Here’s How Startup Accelerators Can Attract More Women by Anne Field

Here’s How Startup Accelerators Can Attract More Women by Anne Field

Women tend to be under-represented in startup accelerators and incubators, especially tech programs. No secret there. Consider this: A recent survey of eight tech programs by JP Morgan Chase & Co. and the Institute for a Competitive Inner City (ICIC) found that just 20% of the businesses were women-owned.

What to do? One approach is to create accelerators for startups that are women-owned or that have women in leadership positions; there’s a growing number of programs doing just that.

But Afua Osei has suggestions for accelerators, in general. While, as the co-founder of the She Leads Africa Accelerator, she obviously sees a need for women-only programs, Osei thinks there are steps all programs, especially those targeting tech startups, can take to recruit female founders.

Here are some of Osei’s ideas:

Watch your language. To find recruits for She Leads Africa Accelerator’s first three-month program, which launched in July with 10 women, Osei and co-founder Yasmin Belo-Osagic employed images and language that, she says, “Reflected the type of people we were recruiting with a diversity of everything from religion to skin tone.” That also meant not focusing only on technical skills but also highlighting such characteristics as passion, integrity and ambition, in an effort not to turn off potential candidates with, say, an operations background. “It’s not just about skills,” she says. “You can teach those skills, so it’s more about an ability to hustle and make things work.”

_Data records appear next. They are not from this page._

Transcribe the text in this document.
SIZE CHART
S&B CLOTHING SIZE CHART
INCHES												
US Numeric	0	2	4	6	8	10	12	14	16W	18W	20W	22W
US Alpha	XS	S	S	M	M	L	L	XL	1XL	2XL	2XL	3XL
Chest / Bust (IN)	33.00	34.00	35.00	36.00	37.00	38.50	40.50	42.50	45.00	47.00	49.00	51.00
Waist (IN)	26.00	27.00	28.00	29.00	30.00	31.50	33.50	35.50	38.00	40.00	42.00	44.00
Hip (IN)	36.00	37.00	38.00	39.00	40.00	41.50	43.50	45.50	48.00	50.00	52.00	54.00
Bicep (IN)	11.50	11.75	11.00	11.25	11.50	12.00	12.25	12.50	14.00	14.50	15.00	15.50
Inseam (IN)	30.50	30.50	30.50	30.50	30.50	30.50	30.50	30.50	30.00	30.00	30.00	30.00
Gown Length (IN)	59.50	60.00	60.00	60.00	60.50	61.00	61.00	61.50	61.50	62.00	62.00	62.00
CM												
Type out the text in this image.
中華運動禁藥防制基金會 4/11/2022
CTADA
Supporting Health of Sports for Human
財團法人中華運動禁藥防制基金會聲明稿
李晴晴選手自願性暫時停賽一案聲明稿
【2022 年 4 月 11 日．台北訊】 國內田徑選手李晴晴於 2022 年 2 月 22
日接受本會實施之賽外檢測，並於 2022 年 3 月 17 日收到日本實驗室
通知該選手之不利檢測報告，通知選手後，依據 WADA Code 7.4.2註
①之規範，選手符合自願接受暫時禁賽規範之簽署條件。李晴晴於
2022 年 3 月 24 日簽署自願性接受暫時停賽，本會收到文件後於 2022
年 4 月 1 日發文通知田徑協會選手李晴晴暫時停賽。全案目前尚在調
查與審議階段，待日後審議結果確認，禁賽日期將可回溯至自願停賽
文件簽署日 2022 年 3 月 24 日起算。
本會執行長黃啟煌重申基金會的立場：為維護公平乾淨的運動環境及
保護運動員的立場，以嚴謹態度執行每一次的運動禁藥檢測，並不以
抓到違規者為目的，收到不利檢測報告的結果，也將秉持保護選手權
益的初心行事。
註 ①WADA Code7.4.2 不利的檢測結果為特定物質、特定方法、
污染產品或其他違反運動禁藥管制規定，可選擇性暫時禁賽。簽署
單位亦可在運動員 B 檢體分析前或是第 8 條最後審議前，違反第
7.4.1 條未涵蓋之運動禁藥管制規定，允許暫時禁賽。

Build in flexibility. For women with children, that’s essential. They need a way to make sure their kids are taken care of. What accelerators can do, says Osei, is to allow founders to pick and choose the content and activities they need the most–say,when to schedule a coaching session and with whom. Then they should highlight that benefit prominently.

In fact, she says, people enter accelerators for a variety of reasons. Perhaps one entrepreneur wants access to mentors, while another seeks help with product development or distribution. “You have to think more broadly about what wold appeal to different groups,” she says.

Don’t only use the usual suspects for publicity. Certainly, accelerators need to reach out to potential recruits at tech conferences, blogs and the like. But they should also branch out to other venues where founders and influencers frequent, according to Osei. She Leads Africa, for example, advertises on an online magazine called Motherhood In-Style, which attracts ambitious women who are mothers. According to Osei, many recruits to her program reported hearing about it through such sources.

Focus on partnerships. “You’re building a broader entrepreneurial ecosystem through which you demonstrate your value,” says Osei. It’s all about building long-term relationships with other complementary groups by, say, inviting such people to attend and speak at events.

She Leads Africa Accelerator’s first cohort targets entrepreneurs in Nigeria. It’s run by She Leads Africa, a three- year-old social enterprise that aims to create a community and platform for African women in partnership with Guaranty Trust Bank and the Work in Progress! Alliance, a consortium of Oxfam, Butterfly Works and VC4Africa, which focuses on boosting employment and entrepreneurship among young people in Egypt, Nigeria and Somalia. There’s a one-week a month residency in Lagos; the rest of the time, entrepreneurs have access to a dashboard connecting them to mentors and other content.